There is also a fork that uses metal here and is much faster: https://github.com/magnusviri/stable-diffusion/tree/apple-si... but it doesn't support seeding the rng and will occasionally produce completely black output. Useful if you want to spit out a whole bunch of images for one prompt but you lose the ability to re-run a specific seed with a tweaked prompt or increased iterations.

  • > For me it runs at about 3.5 seconds per iteration per picture at 512x512.

    Wow that's impressively fast, I have a relatively recent Nvidia GPU that still takes 10 seconds. And the GPU is already almost as big as the entire macbook

I'm using the fork here: https://github.com/magnusviri/stable-diffusion.git (apple-silicon-mps-support branch).

Pretty easy to set up, though I had to take all the Homebrew stuff out of my environment before setting up the Conda environment (can also just export GRPC_PYTHON_BUILD_SYSTEM_OPENSSL=1 GRPC_PYTHON_BUILD_SYSTEM_ZLIB=1, at least in my case).

Otherwise, I followed the normal steps to set things up, and I'm now here generating 1 image every 30 seconds at default settings. This is on a M1 Max MacBook Pro at 64GB RAM.

looks like there is an easier path using metal shaders: https://dev.to/craigmorten/setting-up-stable-diffusion-for-m...

and https://github.com/magnusviri/stable-diffusion/tree/apple-si...

  • I've been using this on my M1 Max and it works pretty well, 1.65 iterations per second (full precision, whereas my PC's 3080 can only do half-precision due to limited memory)... a 50-iteration image in about 40 seconds or so.

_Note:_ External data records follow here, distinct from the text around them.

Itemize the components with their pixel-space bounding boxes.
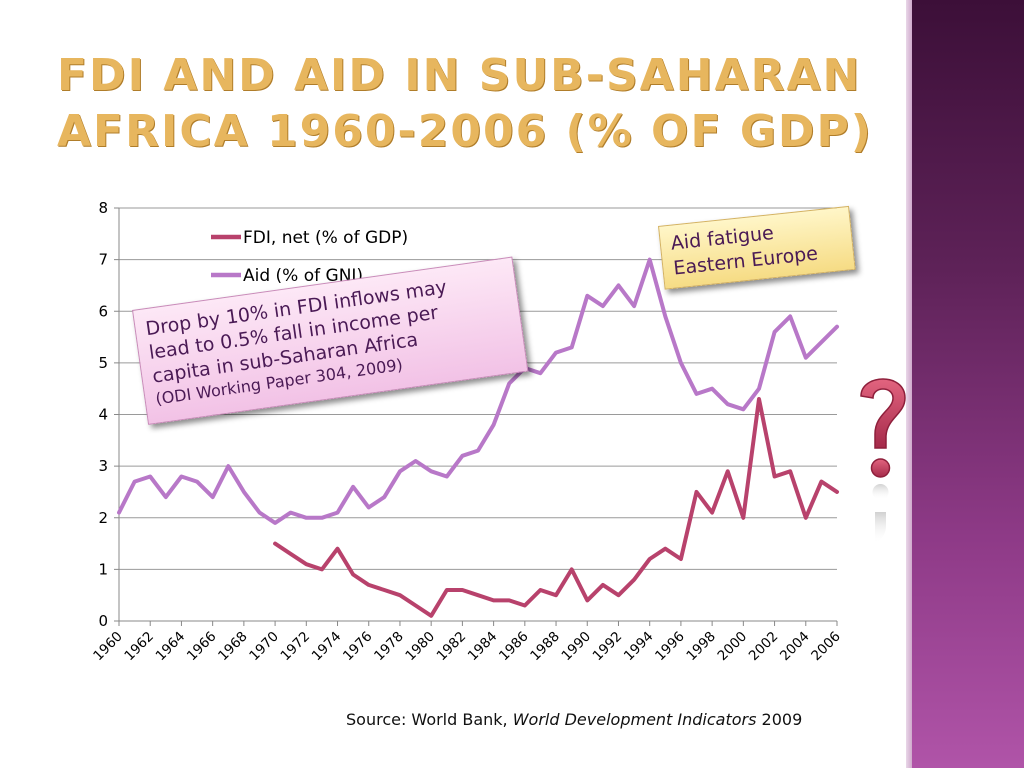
- tick-label-y-0: 0: [98, 612, 108, 630]
- tick-label-x-1974: 1974: [309, 629, 345, 665]
- title-line-1: FDI AND AID IN SUB-SAHARAN: [57, 50, 862, 101]
- source-publication: World Development Indicators: [512, 710, 757, 729]
- sidebar-edge: [906, 0, 912, 768]
- tick-label-x-1998: 1998: [683, 629, 719, 665]
- tick-label-x-1972: 1972: [278, 629, 314, 665]
- source-year: 2009: [756, 710, 803, 729]
- series-line-fdi: [273, 397, 839, 618]
- tick-label-x-1986: 1986: [496, 629, 532, 665]
- tick-label-x-2000: 2000: [715, 629, 751, 665]
- tick-label-y-7: 7: [98, 251, 108, 269]
- tick-label-y-3: 3: [98, 457, 108, 475]
- tick-label-x-1996: 1996: [652, 629, 688, 665]
- tick-label-y-4: 4: [98, 406, 108, 424]
- slide-title: FDI AND AID IN SUB-SAHARAN AFRICA 1960-2…: [57, 48, 897, 160]
- tick-label-y-5: 5: [98, 354, 108, 372]
- tick-label-x-1968: 1968: [215, 629, 251, 665]
- tick-label-x-1960: 1960: [90, 629, 126, 665]
- tick-label-x-1976: 1976: [340, 629, 376, 665]
- y-axis-ticks: 0 1 2 3 4 5 6 7 8: [98, 199, 120, 630]
- tick-label-x-1992: 1992: [590, 629, 626, 665]
- tick-label-x-1964: 1964: [153, 629, 189, 665]
- tick-label-y-2: 2: [98, 509, 108, 527]
- legend-label-fdi: FDI, net (% of GDP): [243, 228, 408, 248]
- question-mark-icon: [860, 378, 906, 544]
- tick-label-x-2004: 2004: [777, 629, 813, 665]
- series-line-aid: [117, 257, 839, 525]
- tick-label-x-1970: 1970: [246, 629, 282, 665]
- tick-label-x-1978: 1978: [371, 629, 407, 665]
- tick-label-x-1962: 1962: [121, 629, 157, 665]
- tick-label-x-2002: 2002: [746, 629, 782, 665]
- series-lines: [117, 257, 839, 618]
- title-line-2: AFRICA 1960-2006 (% OF GDP): [57, 106, 873, 157]
- tick-label-x-2006: 2006: [808, 629, 844, 665]
- tick-label-x-1990: 1990: [558, 629, 594, 665]
- tick-label-y-6: 6: [98, 302, 108, 320]
- source-prefix: Source: World Bank,: [346, 710, 513, 729]
- decorative-sidebar: [912, 0, 1024, 768]
- x-axis-ticks: 1960196219641966196819701972197419761978…: [90, 621, 844, 664]
- tick-label-x-1988: 1988: [527, 629, 563, 665]
- tick-label-x-1994: 1994: [621, 629, 657, 665]
- tick-label-x-1966: 1966: [184, 629, 220, 665]
- source-note: Source: World Bank, World Development In…: [346, 710, 802, 729]
- tick-label-x-1984: 1984: [465, 629, 501, 665]
- tick-label-x-1980: 1980: [402, 629, 438, 665]
- tick-label-x-1982: 1982: [434, 629, 470, 665]
- tick-label-y-8: 8: [98, 199, 108, 217]
- tick-label-y-1: 1: [98, 560, 108, 578]
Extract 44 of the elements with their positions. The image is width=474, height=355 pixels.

    • Your 3080 should be able to do full precision. Are you sure you don’t have the batch size set greater than 1, or another issue along those lines?

      1 reply →

    • > full precision, whereas my PC's 3080 can only do half-precision due to limited memory

      What model are you using? I've been running full-precision SD1.4 on my 3070, albeit with less than 10% VRAM headroom.

  • this worked fine for me, and running side by side with Intel CPU + nVidia 2070 it actually does not take much longer (and as a sibling said, seems to be working at full precision). It is one of the first things I've done that has properly made my M1 Max's fan spin up hard though!

PyTorch for m1 (https://pytorch.org/blog/introducing-accelerated-pytorch-tra... ) will not work: https://github.com/CompVis/stable-diffusion/issues/25 says "StableDiffusion is CPU-only on M1 Macs because not all the pytorch ops are implemented for Metal. Generating one image with 50 steps takes 4-5 minutes."

  • Yeah you can. Using the mps backend, just set PYTORCH_ENABLE_MPS_FALLBACK=1 to use the CPU for unimplementeded ops. Takes a minute but it's mostly GPU accelerated.

  • By comparison I can generate 512x512 images every 15 seconds on an RTX 3080 (although there's an initial 30 second setup penalty for each run)

I got it working in about an hour on M1 ultra, mostly compiling things and having to tweak some model code to be compatible with metal. It works pretty well, about 1/10 to 1/20 of performance I can get on a 3080.